Aber das verdammte Ding war so unhandlich, dass es uns mit einem Mal aus den Händen geglitten ist. Ich hab das alles wie in Zeitlupe gesehen. Die Gurte rutschen uns weg, Die Kiste macht sich selbstständig und kippt über eine Ballustrade in Richtung Straße. Wir Vier und die Männer unten starren das Ding an. Ich will es noch packen, aber zu spät. Es schrabt am Gerüst entlang und kracht mit ohrenbetäubendem Lärm unten auf dem Gehweg auf. Zum Glück ist da keiner gestanden. Der hätte das nicht überlebt. Aber das Dixiklo war ein einziger Trümmerhaufen.


Jens Wiesner:

„Tja“, sagte Steffen.
„Tja“, sagte Marcus mit C.
„Tja“, sagte Stephanie und seufzte laut.

Alle drei blickten auf den verschmorten Haufen Plastik vor ihnen.

„Was ist denn da bloß passiert?“ fragte Steffen.
„Ja, schöne Scheiße!“ konstantierte Marcus mit C.
„Ich muss echt voll dringend“, quengelte Stephanie und hüpfte von einem Bein aufs andere.

Der verschmorte Haufen Plastik rauchte ein bisschen.

„Ob da wohl jemand drin war?“ spekulierte Steffen.
„Vielleicht. Stinkt ja ganz schön“, stellte Marcus mit C fest.
„Wo soll ich denn jetzt hinpinkeln“, sorgte sich Stephanie und blickte sich suchend um.

Das geschmolzene Plastik vor ihnen gurgelte.

„Methanexplosion?
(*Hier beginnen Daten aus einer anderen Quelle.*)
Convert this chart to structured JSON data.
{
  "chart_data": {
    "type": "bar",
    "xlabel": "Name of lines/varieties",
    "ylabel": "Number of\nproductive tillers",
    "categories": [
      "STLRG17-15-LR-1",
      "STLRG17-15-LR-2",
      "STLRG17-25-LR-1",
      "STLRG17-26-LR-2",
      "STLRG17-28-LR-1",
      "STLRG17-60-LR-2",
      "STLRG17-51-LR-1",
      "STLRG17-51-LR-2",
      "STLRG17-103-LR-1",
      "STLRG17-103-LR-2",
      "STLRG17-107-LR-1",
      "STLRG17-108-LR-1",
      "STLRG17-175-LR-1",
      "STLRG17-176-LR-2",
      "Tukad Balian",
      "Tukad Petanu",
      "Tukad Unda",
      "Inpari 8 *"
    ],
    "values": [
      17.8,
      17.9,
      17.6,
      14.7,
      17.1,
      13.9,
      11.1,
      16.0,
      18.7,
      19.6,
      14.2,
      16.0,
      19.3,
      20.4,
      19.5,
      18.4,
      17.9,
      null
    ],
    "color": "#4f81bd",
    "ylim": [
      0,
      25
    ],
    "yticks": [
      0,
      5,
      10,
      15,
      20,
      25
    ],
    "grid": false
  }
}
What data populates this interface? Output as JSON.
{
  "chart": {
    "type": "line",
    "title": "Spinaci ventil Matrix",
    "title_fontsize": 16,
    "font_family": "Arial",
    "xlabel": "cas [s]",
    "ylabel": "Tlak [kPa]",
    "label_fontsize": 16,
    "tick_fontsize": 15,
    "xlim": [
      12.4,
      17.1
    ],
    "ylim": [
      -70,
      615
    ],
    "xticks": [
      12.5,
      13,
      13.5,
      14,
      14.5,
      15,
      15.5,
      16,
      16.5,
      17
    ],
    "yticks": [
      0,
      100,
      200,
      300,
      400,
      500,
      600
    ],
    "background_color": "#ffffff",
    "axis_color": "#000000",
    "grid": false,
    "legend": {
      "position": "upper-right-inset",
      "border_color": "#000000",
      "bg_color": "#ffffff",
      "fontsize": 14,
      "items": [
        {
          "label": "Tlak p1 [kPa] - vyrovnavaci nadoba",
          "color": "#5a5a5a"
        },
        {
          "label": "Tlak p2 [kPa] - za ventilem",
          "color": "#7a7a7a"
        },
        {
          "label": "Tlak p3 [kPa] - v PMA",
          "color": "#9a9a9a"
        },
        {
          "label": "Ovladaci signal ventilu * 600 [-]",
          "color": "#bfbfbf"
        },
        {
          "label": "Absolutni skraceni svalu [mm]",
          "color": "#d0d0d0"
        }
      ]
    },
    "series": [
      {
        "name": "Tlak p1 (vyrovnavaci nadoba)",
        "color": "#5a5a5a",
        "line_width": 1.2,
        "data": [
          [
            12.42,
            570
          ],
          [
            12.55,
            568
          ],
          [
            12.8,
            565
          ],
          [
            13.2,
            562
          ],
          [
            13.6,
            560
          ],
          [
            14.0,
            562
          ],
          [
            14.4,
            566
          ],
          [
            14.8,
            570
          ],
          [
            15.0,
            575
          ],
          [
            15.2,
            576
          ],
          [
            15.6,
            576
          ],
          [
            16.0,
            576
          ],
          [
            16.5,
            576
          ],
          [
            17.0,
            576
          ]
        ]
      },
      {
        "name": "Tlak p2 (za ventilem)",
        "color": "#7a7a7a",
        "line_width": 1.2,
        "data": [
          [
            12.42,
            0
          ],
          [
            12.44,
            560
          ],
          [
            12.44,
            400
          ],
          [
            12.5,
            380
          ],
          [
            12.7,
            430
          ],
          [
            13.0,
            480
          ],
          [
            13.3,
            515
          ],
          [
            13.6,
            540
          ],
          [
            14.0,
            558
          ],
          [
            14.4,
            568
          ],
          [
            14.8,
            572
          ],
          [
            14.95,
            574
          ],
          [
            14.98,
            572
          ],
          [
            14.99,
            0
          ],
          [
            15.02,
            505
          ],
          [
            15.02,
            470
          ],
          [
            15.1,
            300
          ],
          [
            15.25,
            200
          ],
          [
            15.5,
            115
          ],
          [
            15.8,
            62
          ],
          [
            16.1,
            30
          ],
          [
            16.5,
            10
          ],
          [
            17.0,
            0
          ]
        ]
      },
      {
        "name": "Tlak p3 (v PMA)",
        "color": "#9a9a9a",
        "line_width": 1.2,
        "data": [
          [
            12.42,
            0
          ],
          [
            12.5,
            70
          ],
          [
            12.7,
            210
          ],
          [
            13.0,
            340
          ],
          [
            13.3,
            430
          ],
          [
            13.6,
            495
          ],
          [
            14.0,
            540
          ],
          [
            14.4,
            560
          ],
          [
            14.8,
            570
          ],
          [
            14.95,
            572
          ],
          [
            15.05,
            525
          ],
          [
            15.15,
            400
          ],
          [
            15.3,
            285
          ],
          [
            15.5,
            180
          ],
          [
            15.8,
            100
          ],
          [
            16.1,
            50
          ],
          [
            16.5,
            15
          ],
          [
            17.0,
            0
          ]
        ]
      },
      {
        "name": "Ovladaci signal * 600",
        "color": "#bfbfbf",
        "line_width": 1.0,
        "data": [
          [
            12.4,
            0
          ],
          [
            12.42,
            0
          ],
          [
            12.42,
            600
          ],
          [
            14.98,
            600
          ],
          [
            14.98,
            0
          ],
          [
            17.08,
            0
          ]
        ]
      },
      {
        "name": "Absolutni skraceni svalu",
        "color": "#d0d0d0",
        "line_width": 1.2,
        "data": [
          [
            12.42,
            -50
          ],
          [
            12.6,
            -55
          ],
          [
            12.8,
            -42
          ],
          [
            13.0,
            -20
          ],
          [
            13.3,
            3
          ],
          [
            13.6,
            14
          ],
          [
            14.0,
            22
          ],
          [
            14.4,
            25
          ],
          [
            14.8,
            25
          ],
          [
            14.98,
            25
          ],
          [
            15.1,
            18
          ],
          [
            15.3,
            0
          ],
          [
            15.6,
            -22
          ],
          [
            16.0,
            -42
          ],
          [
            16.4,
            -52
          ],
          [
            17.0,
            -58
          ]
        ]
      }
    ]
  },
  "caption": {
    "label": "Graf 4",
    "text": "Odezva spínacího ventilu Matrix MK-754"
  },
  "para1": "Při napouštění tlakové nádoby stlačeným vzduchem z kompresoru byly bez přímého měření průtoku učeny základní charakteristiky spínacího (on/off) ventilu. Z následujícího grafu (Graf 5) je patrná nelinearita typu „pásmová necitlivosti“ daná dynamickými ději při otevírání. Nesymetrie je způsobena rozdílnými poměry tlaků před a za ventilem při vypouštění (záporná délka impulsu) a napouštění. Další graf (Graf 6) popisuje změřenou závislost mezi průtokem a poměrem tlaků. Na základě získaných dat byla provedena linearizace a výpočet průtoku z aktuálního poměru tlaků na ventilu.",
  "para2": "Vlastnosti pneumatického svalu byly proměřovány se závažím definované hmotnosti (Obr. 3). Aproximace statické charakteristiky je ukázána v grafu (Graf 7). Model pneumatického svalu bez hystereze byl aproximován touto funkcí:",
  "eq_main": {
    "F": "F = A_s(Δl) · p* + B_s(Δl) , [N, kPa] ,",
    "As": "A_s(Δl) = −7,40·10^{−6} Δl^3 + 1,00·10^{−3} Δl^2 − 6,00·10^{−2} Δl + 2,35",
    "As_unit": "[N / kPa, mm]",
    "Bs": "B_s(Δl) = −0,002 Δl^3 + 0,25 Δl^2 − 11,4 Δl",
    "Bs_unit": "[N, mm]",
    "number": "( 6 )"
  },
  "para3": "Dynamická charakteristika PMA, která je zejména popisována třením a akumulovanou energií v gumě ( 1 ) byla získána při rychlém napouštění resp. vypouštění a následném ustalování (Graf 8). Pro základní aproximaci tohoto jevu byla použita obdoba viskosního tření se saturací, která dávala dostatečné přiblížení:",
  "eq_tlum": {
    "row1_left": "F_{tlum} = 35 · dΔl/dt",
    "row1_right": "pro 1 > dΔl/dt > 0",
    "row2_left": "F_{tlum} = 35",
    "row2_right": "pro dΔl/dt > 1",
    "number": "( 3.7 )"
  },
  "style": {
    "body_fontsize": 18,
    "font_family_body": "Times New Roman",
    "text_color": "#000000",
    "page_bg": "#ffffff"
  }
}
Flugzeugabsturz, Donnie-Darko-Style?“ rätselte Steffen.
„Spontane menschliche Selbstentzündung? Feuerteufel?“ orakelte Marcus mit C.
„Mir egal, ich mach mir gleich in die Hose!“ entfuhr es Stephanie und sie hüpfte vom anderen Bein auf das eine zurück.

Das geschmolzene Plastik vor ihnen blubbete.

„Dixies sind auch nicht mehr das, was sie mal waren“, befand Steffen.
„Ich hab von Anfang an gesagt: Kompostklos und nicht diesen Plastikmist“, klugschwätzte Marcus mit C.
„Ich pinkel da jetzt drauf, technisch gesehen ist’s immer noch ein Klo“, entschied sich Stephanie, stellte sich über die Plastikpfütze und ließ die Hosen runter.

Der Urinstrahl prasselte auf das geschmolzene Plastik und dampfte.

„Gut, so geht’s auch!“ kommentierte Steffen.
„Naja, bisschen anders gedacht war’s ja schon“, zweifelte Marcus mit C.
„Ahhhhhhhhhhh“, stöhnte Stephanie erleichtert und zog ihre Hose wieder hoch.

Die Mischung aus Urin und geschmolzenem Plastik gab ein undefinierbares Geräusch von sich und formte sich zu einer menschlichen Gestalt.

„Äh“, bemerkte Steffen.
„Was zur Hölle!“ entfuhr es Marcus mit C.
„Das kam jetzt aber überraschend“, merkte Stephanie an und trat einen Schritt zurück.

„Danke, das hat noch gefehlt!“ sagte die Plastikgestalt, deutete eine Verbeugung in Richtung Stephanie an and trottete pfeifend davon.

„Das glaubt uns kein Mensch“, äußerte Steffen.
„Die Pappe war wohl schlecht“ mutmaßte Markus mit C.
„Von LSD muss ich immer pinkeln“, rief Stephanie und zog die Hose wieder herunter.